Las Bolsas vuelven a los fundamentos tras la liturgia de los resultados

Uno de los mejores estrategas bursátiles de los últimos tiempos contaba a sus clientes hace unos días que en los mercados pueden más las sensaciones, la psicología del inversor y su estado de ánimo que los propios fundamentos. O lo que es lo mismo, que las empresas que cotizan y la actividad que desarrollan son la inmejorable excusa para comprar y vender, pero no la razón principal.
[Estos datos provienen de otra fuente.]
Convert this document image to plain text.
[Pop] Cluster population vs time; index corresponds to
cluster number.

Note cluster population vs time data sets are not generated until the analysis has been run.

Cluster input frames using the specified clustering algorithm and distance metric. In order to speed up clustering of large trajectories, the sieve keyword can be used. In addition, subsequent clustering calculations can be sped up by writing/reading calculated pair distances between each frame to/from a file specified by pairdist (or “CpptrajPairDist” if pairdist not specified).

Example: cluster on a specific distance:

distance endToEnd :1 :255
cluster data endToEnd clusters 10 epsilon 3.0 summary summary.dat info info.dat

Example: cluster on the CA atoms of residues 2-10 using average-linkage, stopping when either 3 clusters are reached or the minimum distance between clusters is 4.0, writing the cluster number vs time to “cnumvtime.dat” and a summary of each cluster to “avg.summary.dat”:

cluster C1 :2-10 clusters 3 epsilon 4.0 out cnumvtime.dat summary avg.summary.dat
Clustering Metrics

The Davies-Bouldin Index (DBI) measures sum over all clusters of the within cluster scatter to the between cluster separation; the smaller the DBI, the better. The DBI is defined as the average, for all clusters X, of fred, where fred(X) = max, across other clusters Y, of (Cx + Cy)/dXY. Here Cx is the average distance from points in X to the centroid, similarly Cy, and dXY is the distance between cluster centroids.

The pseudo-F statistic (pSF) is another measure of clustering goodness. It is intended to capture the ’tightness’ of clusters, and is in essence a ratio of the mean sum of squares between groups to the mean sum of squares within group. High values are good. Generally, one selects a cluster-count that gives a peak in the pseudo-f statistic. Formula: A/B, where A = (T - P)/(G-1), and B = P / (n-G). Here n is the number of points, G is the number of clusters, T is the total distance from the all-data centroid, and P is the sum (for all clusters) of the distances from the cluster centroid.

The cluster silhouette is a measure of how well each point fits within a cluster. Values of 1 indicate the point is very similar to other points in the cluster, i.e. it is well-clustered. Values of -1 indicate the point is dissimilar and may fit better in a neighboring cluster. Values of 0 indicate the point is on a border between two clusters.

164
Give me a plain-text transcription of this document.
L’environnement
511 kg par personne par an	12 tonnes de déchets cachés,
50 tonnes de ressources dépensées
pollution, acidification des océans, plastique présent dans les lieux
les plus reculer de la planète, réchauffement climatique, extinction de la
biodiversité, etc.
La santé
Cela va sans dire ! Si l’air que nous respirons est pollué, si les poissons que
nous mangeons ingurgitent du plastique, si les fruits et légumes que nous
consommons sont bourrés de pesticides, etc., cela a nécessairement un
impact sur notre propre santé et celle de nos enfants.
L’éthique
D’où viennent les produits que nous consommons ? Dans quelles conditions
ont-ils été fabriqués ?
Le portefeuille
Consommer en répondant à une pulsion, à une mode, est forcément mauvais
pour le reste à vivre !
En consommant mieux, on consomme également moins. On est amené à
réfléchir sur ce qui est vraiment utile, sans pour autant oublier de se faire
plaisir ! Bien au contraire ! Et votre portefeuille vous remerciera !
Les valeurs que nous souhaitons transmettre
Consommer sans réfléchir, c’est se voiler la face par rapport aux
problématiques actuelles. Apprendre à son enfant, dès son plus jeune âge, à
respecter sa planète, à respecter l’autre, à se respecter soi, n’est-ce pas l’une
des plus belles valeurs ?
Keynes ya advirtió algo similar hace muchos años cuando dijo que el problema de las Bolsas no es que estén caras o baratas, sino que los participantes consideren que lo están. 'Yo puedo entender que una acción está barata, pero eso no es suficiente. Para que mi apuesta no falle, es necesario que el resto de los inversores consideren que está barata', dijo en cierta ocasión el economista a propósito de una inversión desafortunada (tuvo muchas) en la Bolsa.

En la coyuntura actual el debate se centra en el estado de ánimo de los inversores. El final de la guerra en Irak no ha significado esa mejora pregonada por el corifeo de políticos, pero los telepredicadores han sido capaces de cambiar el sesgo, entre otras cosas, porque las Bolsas les han dado la razón al instante. No hay quien pueda con la propaganda alcista, es el mejor método para que los mercados suban más.

Terminada la liturgia de presentación de resultados en Wall Street, los alcistas recalcan la mejora respecto a las previsiones. El esfuerzo que han realizado en las últimas semanas los hedge fund para llevar a su terreno a los inversores finales no ha resultado, de este modo, baldío. En cualquier caso serán ellos, otra vez, los que tendrán que librar la batalla entre sí cuando se busque pasar el testigo al siguiente corredor y que en ese proceso la llama no se apague.

Quienes pregonaban una vuelta a los fundamentales tras el cierre de los resultados trimestrales han vuelto a equivocarse. En el eufórico abril, el mejor mes para las Bolsas en mucho tiempo, la coyuntura económica, las pésimas referencias económicas pasaron inadvertidas, porque los amos de la Bolsa, los fondos de alto riesgo, estaban entretenidos en otras cosas. En lo que va de mayo el discurso es el mismo.

En las últimas semanas, en fin, se han aunado esfuerzos para plantear un futuro mejor. Por eso las cifras económicas no pesan en las cotizaciones. Poco a poco los inversores comienzan a moverse en un mercado menos tenso, porque aumenta el número de alcistas entre los participantes en el mercado. Los grandes estrategas señalan que ahí está el peligro. Es la vieja ley del sentimiento contrario.

¿Qué fue de la reforma corporativa?

En diciembre de 2001 Enron destapó la caja de los truenos. A continuación se sucedieron más escándalos. Worldcom, Tyco, Vivendi y Ahold engrosaron la lista. Reguladores y bancos de inversión se pusieron a trabajar duro. No había tiempo que perder porque el mercado estaba herido de muerte. La pérdida de confianza aumentaba con el paso del tiempo y los volúmenes de negocio descendían a pasos agigantados.

La banca de inversión volvió a coger la varita mágica y aireó su posición de juez y parte en la refriega. Hace unos días una decena de bancos de inversión llegaron a un acuerdo con las autoridades para restañar heridas, que en Estados Unidos siempre son con el desembolso de millones de dólares. Aquí paz y allí gloria. Asunto zanjado.

Es preocupante que todo siga igual. Los bancos de inversión no acaban de entender que la reforma corporativa que se aireó en 2002 hay que llevarla a cabo. Y como no lo entienden siguen actuando como jueces y partes de la Bolsa. Las recomendaciones se mantienen. Sólo cambia el nombre del analista.